Hoe merkte u dat het oorlog was?
‘We hoorden de troepen binnenmarcheren. Mijn vader was brigadecommandant bij de marechaussee en moest weg. Richting Frankrijk om vluchtelingen op te vangen en ander werk te doen. Steeds voor de Duitsers uit. Zo is hij in Normandië overgestoken naar Engeland. Pas 4,5 jaar later zagen we hem terug. Mijn moeder was dus alleen met zes kinderen. En het was niet als nu dat je even kon bellen. Je mocht totaal geen contact hebben, want Engeland was ook een vijand van Duitsland. Heel sporadisch kwam er via het Rode Kruis een bericht. Het was een tijd van armoe. We kregen ‘s morgens twee sneetjes brood met een heel klein beetje boter. Daar moest je het dan mee doen. Jam was er niet, kaas was er niet. Alles was op de bon en je had maar heel weinig te besteden. Als de bonnen op waren, had je niets meer. Thee maakte je van tabletjes; dat noemden we bloemetjesthee. Het was niet lekker, maar als je niet veel anders hebt, ben je al blij dat je dat hebt. Als we boodschappen gingen doen, moest je heel lang in de rij staan en had je geluk als er nog iets was als je aan de beurt kwam.’

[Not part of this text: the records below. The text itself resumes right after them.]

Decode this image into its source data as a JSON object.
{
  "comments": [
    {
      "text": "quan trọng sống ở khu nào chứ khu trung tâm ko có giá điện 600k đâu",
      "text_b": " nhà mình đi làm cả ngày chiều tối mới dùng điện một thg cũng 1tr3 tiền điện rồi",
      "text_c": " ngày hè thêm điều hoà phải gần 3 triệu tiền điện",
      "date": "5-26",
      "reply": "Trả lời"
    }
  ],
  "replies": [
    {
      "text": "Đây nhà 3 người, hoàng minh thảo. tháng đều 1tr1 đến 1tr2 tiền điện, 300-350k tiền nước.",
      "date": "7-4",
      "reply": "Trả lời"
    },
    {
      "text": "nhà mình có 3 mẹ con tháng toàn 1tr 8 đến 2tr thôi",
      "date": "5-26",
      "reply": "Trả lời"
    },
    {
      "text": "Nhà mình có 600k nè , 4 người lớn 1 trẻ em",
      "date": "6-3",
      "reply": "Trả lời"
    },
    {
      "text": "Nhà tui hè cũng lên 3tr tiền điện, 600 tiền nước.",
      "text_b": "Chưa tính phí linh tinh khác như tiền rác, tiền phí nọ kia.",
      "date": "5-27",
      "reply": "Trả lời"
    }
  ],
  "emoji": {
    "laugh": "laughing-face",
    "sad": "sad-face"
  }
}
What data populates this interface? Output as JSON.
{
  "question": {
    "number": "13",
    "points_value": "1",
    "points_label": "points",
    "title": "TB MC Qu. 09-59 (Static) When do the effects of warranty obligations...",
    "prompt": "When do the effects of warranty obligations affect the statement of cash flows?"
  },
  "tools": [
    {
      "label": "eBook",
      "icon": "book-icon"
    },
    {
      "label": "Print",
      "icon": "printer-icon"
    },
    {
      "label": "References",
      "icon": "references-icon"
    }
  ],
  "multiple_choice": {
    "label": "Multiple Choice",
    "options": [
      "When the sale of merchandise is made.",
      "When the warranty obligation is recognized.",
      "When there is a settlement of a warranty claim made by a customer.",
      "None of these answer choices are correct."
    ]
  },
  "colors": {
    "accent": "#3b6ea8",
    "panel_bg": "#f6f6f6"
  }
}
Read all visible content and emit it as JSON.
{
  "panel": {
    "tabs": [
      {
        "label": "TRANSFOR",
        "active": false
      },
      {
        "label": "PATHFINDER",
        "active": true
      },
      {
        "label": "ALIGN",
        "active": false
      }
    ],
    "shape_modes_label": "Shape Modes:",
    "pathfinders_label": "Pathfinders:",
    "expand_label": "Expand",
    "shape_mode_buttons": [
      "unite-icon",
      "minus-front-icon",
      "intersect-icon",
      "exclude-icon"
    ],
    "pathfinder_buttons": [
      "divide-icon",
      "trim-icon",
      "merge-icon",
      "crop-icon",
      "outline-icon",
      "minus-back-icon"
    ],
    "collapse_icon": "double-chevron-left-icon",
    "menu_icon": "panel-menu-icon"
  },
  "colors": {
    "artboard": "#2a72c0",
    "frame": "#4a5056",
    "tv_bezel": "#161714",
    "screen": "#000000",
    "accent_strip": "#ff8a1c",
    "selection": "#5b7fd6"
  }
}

Had u hobby’s in de oorlog?
‘Je had niet veel mogelijkheid tot hobby’s. Er was geen luxe. Je kon hooguit een spelletje doen. Je mocht ‘s avonds ook niet naar buiten. Alles moest naar buiten toe donker zijn. Je had speciale verduisteringslampen en de ramen waren verduisterd. Zo werd het op straat pikdonker. We gingen wel naar school. Onze school, de mulo, was bezet door de Duitsers en we zaten verspreid over verschillende lokalen, op verschillende locaties. Ik heb nog wel mijn diploma gehaald.’

Wat vond u het ergste in de oorlog?
‘De bombardementen waren heel akelig. ’s Nachts kwamen Engelse vliegtuigen op weg naar Duitsland over. Dan werd er met afweergeschut op die vliegtuigen geschoten. Het afweergeschut stond bij de IJzeren Man. Dat is dus heel dichtbij en dat vond ik als kind heel akelig. En ook het bombardement na de oorlog was erg. Wij stonden buiten bij de Sperwerstraat. Ik heb toen bij mensen daar in de kelder gescholen. We zaten daar met z’n zevenen, geloof ik. Er is nog nooit zo hard gebeden als daar in die kelder. Nood leert bidden, hè.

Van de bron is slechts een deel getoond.